At a chaotic news briefing held in a hotel lobby here, OPEC’s president, Chakib Khelil, stressed that compliance with previous production cuts was satisfactory. But even as the organization tries to present a unified front, it is facing the incredibly tough task of trying to stop prices from falling at a time when demand is no longer growing.
After six years of rising prices and little tension within the group, members of the Organization of the Petroleum Exporting Countries are growing distrustful of one another’s pledges to trim production. As a result, OPEC has proved ineffective at slowing the slide in prices, let alone reversing it.
After reaching a historic high in July, oil has lost $90 a barrel, to about $55, as economic growth suddenly slowed in recent months and the financial system seized up.
At their last two meetings in recent months, OPEC members pledged to withdraw two million barrels a day from the market. It is inevitable that OPEC will have to reduce its production more in coming months, analysts said.
Saudi Arabia’s oil minister, Ali al-Naimi, said the group would “do what needs to be done” to shore up prices.
Mr. Naimi also said that $75 a barrel was a “fair price,” echoing comments made by King Abdullah of Saudi Arabia in an interview with Al-Seyassah, a Kuwaiti newspaper, that was published the same day. It is the first time in years that Saudi officials have talked about a specific price.
Oil prices gained 9 percent last week, after rebounding from three-year lows, as markets anticipated that OPEC would cut its production on Saturday. They were unchanged in thin trading on Friday in New York at $54.43 a barrel but could slip back below $50 again next week.
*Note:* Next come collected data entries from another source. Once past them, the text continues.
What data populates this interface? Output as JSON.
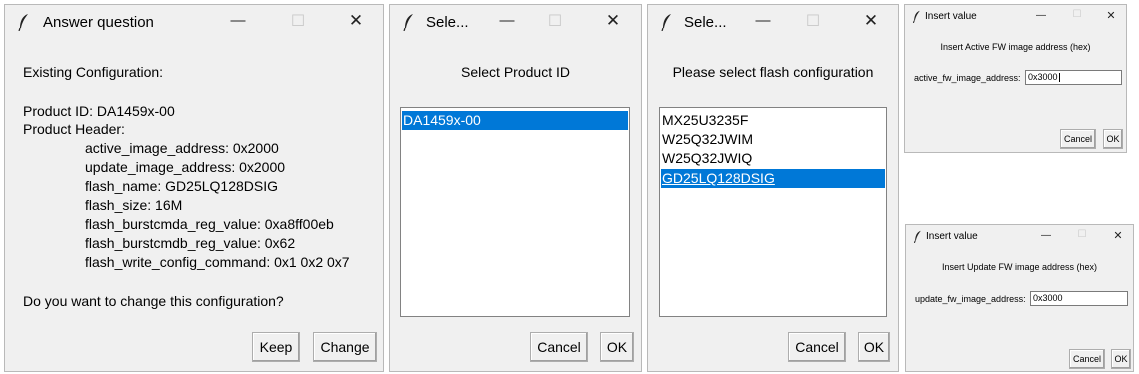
{
  "answer_dialog": {
    "title": "Answer question",
    "minimize": "—",
    "maximize": "☐",
    "close": "✕",
    "heading": "Existing Configuration:",
    "product_id": "Product ID: DA1459x-00",
    "product_header": "Product Header:",
    "fields": [
      "active_image_address: 0x2000",
      "update_image_address: 0x2000",
      "flash_name: GD25LQ128DSIG",
      "flash_size: 16M",
      "flash_burstcmda_reg_value: 0xa8ff00eb",
      "flash_burstcmdb_reg_value: 0x62",
      "flash_write_config_command: 0x1 0x2 0x7"
    ],
    "question": "Do you want to change this configuration?",
    "keep_label": "Keep",
    "change_label": "Change"
  },
  "product_dialog": {
    "title": "Sele...",
    "minimize": "—",
    "maximize": "☐",
    "close": "✕",
    "prompt": "Select Product ID",
    "items": [
      "DA1459x-00"
    ],
    "cancel_label": "Cancel",
    "ok_label": "OK"
  },
  "flash_dialog": {
    "title": "Sele...",
    "minimize": "—",
    "maximize": "☐",
    "close": "✕",
    "prompt": "Please select flash configuration",
    "items": [
      "MX25U3235F",
      "W25Q32JWIM",
      "W25Q32JWIQ",
      "GD25LQ128DSIG"
    ],
    "cancel_label": "Cancel",
    "ok_label": "OK"
  },
  "active_value_dialog": {
    "title": "Insert value",
    "minimize": "—",
    "maximize": "☐",
    "close": "✕",
    "prompt": "Insert Active FW image address (hex)",
    "field_label": "active_fw_image_address:",
    "field_value": "0x3000",
    "cancel_label": "Cancel",
    "ok_label": "OK"
  },
  "update_value_dialog": {
    "title": "Insert value",
    "minimize": "—",
    "maximize": "☐",
    "close": "✕",
    "prompt": "Insert Update FW image address (hex)",
    "field_label": "update_fw_image_address:",
    "field_value": "0x3000",
    "cancel_label": "Cancel",
    "ok_label": "OK"
  }
}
OPEC does not publish production figures from its members, so countries have to rely on so-called secondary sources, which include estimates by oil consultants and monthly figures published by the International Energy Agency.
Some producers believe that Iran and Venezuela, which have been the most vocal in calling for new production cuts to shore up prices, are not carrying enough of the burden. Others, like Angola, see little upside to reducing their own output while they seek to attract new investors. Some, like Saudi Arabia, do not want to lose both market share and revenue while others benefit from their production cuts.
At the same time, OPEC producers are desperate to stem the slide. Most producers need prices of $60 to $90 a barrel to balance their budgets.